Significant Change Is Always Hard
People tend to forget how much change occurs during a Presidential transition. There was plenty of tumult 8 years ago when power was transferred from George W. Bush to Barack Obama. Most of what is remembered from that period is the Great Recession and the financial bail-out. Likewise, 16 years ago, there was a lot of confusion when power was transferred from Bill Clinton to George W. Bush. But when we look back upon that time period, most of us primarily remember 9/11.
So, too, I believe the current transition looks messy when looked at day-by-day, but will mostly be forgotten by early next year when everything is in place: personnel, policies, priorities, and programs. We are just at the beginning now, but then the election was only 10 days ago.
In short, the macro items are being sorted out now. By all appearances, FDA is not a pressing issue on the level of deciding upon Cabinet Secretaries and determining the immediate legislative priorities of the new Administration. A transition team will be at the agency, soon if not already. They will be asking lots of questions and compiling the information needed for a smooth transition in January. Despite all the speculation, it is unlikely that key decisions about the agency will be made in the next month or so and most decisions will be made in the new year. Once transition reaches the micro level, things will move faster, but on par with the last transition 8 years ago.
The Alliance’s place in all of this is fairly simple, albeit not easy. By early next year, there will be new leaders in the Executive Branch (and also in Congress) and our job is to make sure that when they arrive they will hear about what the FDA does, why it is important, and how additional resources are needed for it to run well. Education starts now, as we make sure that the transition teams have a clear view of the agency’s mission and accomplishments.
We anticipate that one of our key messages — one we have used in the past — is that FDA plays a vital role in the economy and in job creation.
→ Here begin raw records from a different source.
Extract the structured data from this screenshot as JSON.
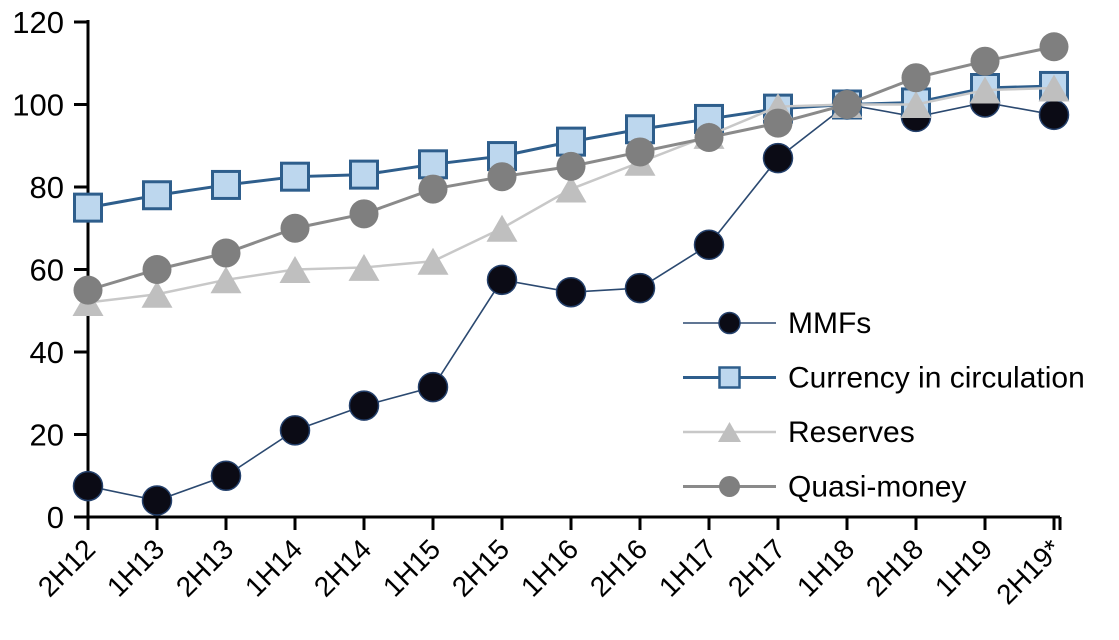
{
  "chart_data": {
    "type": "line",
    "title": "",
    "xlabel": "",
    "ylabel": "",
    "categories": [
      "2H12",
      "1H13",
      "2H13",
      "1H14",
      "2H14",
      "1H15",
      "2H15",
      "1H16",
      "2H16",
      "1H17",
      "2H17",
      "1H18",
      "2H18",
      "1H19",
      "2H19*"
    ],
    "series": [
      {
        "name": "MMFs",
        "marker": "circle",
        "values": [
          7.5,
          4,
          10,
          21,
          27,
          31.5,
          57.5,
          54.5,
          55.5,
          66,
          87,
          100,
          97,
          100.5,
          97.5
        ],
        "marker_fill": "#0b0b15",
        "marker_stroke": "#24406b",
        "marker_stroke_width": 1.5,
        "line_color": "#2b4970",
        "line_width": 1.6,
        "marker_size": 29
      },
      {
        "name": "Currency in circulation",
        "marker": "square",
        "values": [
          75,
          78,
          80.5,
          82.5,
          83,
          85.5,
          87.5,
          91,
          94,
          96.5,
          99,
          100,
          100.5,
          104,
          104.5
        ],
        "marker_fill": "#bdd7ee",
        "marker_stroke": "#2e5e8c",
        "marker_stroke_width": 3,
        "line_color": "#2e5e8c",
        "line_width": 3,
        "marker_size": 27
      },
      {
        "name": "Reserves",
        "marker": "triangle",
        "values": [
          52,
          54,
          57.5,
          60,
          60.5,
          62,
          70,
          79.5,
          86,
          92.5,
          99.5,
          100,
          100,
          103.5,
          104
        ],
        "marker_fill": "#bfbfbf",
        "marker_stroke": "none",
        "marker_stroke_width": 0,
        "line_color": "#c8c8c8",
        "line_width": 2.5,
        "marker_size": 31
      },
      {
        "name": "Quasi-money",
        "marker": "circle",
        "values": [
          55,
          60,
          64,
          70,
          73.5,
          79.5,
          82.5,
          85,
          88.5,
          92,
          95.5,
          100,
          106.5,
          110.5,
          114
        ],
        "marker_fill": "#7f7f7f",
        "marker_stroke": "none",
        "marker_stroke_width": 0,
        "line_color": "#8a8a8a",
        "line_width": 3,
        "marker_size": 29
      }
    ],
    "ylim": [
      0,
      120
    ],
    "ytick_step": 20,
    "ytick_labels": [
      "0",
      "20",
      "40",
      "60",
      "80",
      "100",
      "120"
    ],
    "x_label_rotation": -45,
    "grid": "off",
    "legend_position": "inside-right",
    "legend_labels": [
      "MMFs",
      "Currency in circulation",
      "Reserves",
      "Quasi-money"
    ],
    "axis_color": "#000000",
    "text_color": "#000000",
    "background_color": "#ffffff"
  }
}
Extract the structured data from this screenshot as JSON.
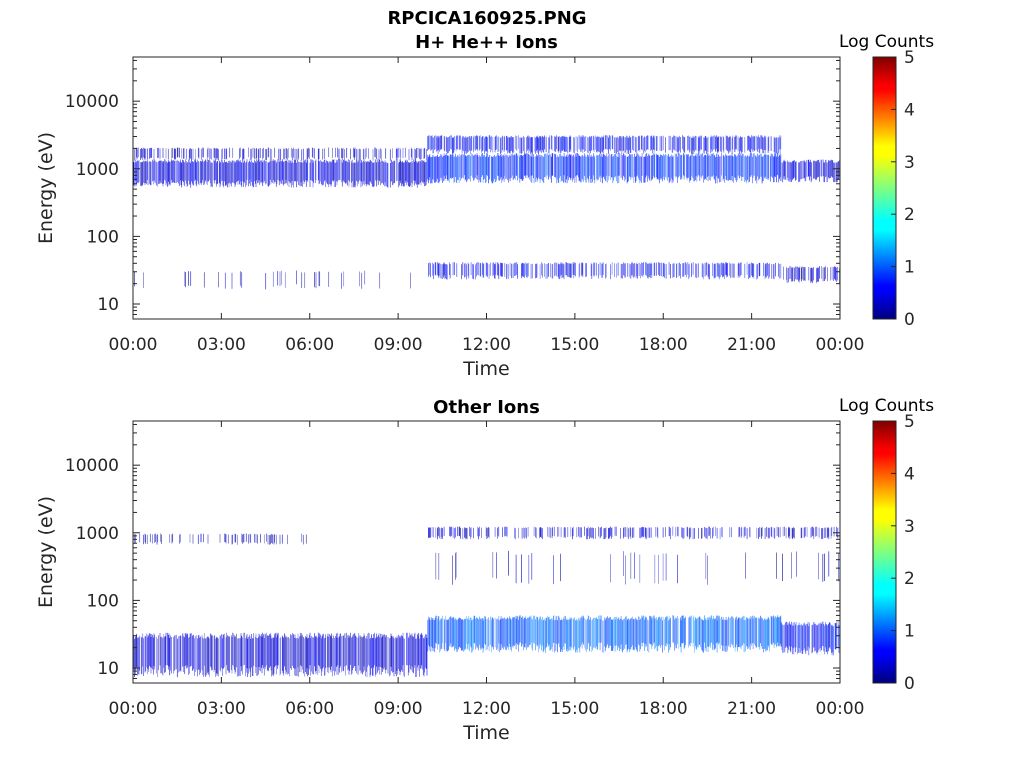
{
  "figure": {
    "title_line1": "RPCICA160925.PNG"
  },
  "chart_data": [
    {
      "type": "heatmap",
      "title": "H+ He++ Ions",
      "xlabel": "Time",
      "ylabel": "Energy (eV)",
      "y_scale": "log",
      "ylim": [
        6,
        45000
      ],
      "xlim_hours": [
        0,
        24
      ],
      "x_ticks": [
        "00:00",
        "03:00",
        "06:00",
        "09:00",
        "12:00",
        "15:00",
        "18:00",
        "21:00",
        "00:00"
      ],
      "y_ticks": [
        "10",
        "100",
        "1000",
        "10000"
      ],
      "colorbar": {
        "title": "Log Counts",
        "range": [
          0,
          5
        ],
        "ticks": [
          "0",
          "1",
          "2",
          "3",
          "4",
          "5"
        ],
        "colormap": "jet"
      },
      "bands": [
        {
          "t0": 0.0,
          "t1": 10.0,
          "e0": 600,
          "e1": 1300,
          "level": 0.45,
          "density": 0.95
        },
        {
          "t0": 0.0,
          "t1": 10.0,
          "e0": 1400,
          "e1": 2000,
          "level": 0.35,
          "density": 0.45
        },
        {
          "t0": 10.0,
          "t1": 22.0,
          "e0": 700,
          "e1": 1600,
          "level": 0.85,
          "density": 0.95
        },
        {
          "t0": 10.0,
          "t1": 22.0,
          "e0": 1800,
          "e1": 3000,
          "level": 0.6,
          "density": 0.75
        },
        {
          "t0": 22.0,
          "t1": 24.0,
          "e0": 700,
          "e1": 1300,
          "level": 0.45,
          "density": 0.9
        },
        {
          "t0": 10.0,
          "t1": 22.0,
          "e0": 25,
          "e1": 40,
          "level": 0.6,
          "density": 0.55
        },
        {
          "t0": 22.0,
          "t1": 24.0,
          "e0": 22,
          "e1": 35,
          "level": 0.35,
          "density": 0.6
        },
        {
          "t0": 0.0,
          "t1": 10.0,
          "e0": 18,
          "e1": 30,
          "level": 0.2,
          "density": 0.08
        }
      ]
    },
    {
      "type": "heatmap",
      "title": "Other Ions",
      "xlabel": "Time",
      "ylabel": "Energy (eV)",
      "y_scale": "log",
      "ylim": [
        6,
        45000
      ],
      "xlim_hours": [
        0,
        24
      ],
      "x_ticks": [
        "00:00",
        "03:00",
        "06:00",
        "09:00",
        "12:00",
        "15:00",
        "18:00",
        "21:00",
        "00:00"
      ],
      "y_ticks": [
        "10",
        "100",
        "1000",
        "10000"
      ],
      "colorbar": {
        "title": "Log Counts",
        "range": [
          0,
          5
        ],
        "ticks": [
          "0",
          "1",
          "2",
          "3",
          "4",
          "5"
        ],
        "colormap": "jet"
      },
      "bands": [
        {
          "t0": 0.0,
          "t1": 10.0,
          "e0": 9,
          "e1": 30,
          "level": 0.4,
          "density": 0.9
        },
        {
          "t0": 10.0,
          "t1": 22.0,
          "e0": 20,
          "e1": 55,
          "level": 1.1,
          "density": 0.95
        },
        {
          "t0": 22.0,
          "t1": 24.0,
          "e0": 18,
          "e1": 45,
          "level": 0.7,
          "density": 0.9
        },
        {
          "t0": 0.0,
          "t1": 6.0,
          "e0": 700,
          "e1": 950,
          "level": 0.25,
          "density": 0.3
        },
        {
          "t0": 10.0,
          "t1": 24.0,
          "e0": 850,
          "e1": 1200,
          "level": 0.4,
          "density": 0.45
        },
        {
          "t0": 10.0,
          "t1": 24.0,
          "e0": 200,
          "e1": 500,
          "level": 0.3,
          "density": 0.06
        }
      ]
    }
  ]
}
The agency’s work in food and medical products makes it possible for commerce to flourish in these fields, enabling businesses that create well-paying jobs and are mostly net exporters. Another message will be that FDA is different from other federal regulatory agencies. Among other things, it is the only such agency whose work has the support of both consumers and industry. As we have a clearer picture of the new Administration’s priorities, we will develop additional messages that link FDA to goals they want to achieve.
Change is hard, whether it comes every 4 or 8 years. We hope that FDA and the entire FDA community will embrace this opportunity to make the agency’s case for more resources; just as we at the Alliance will be doing.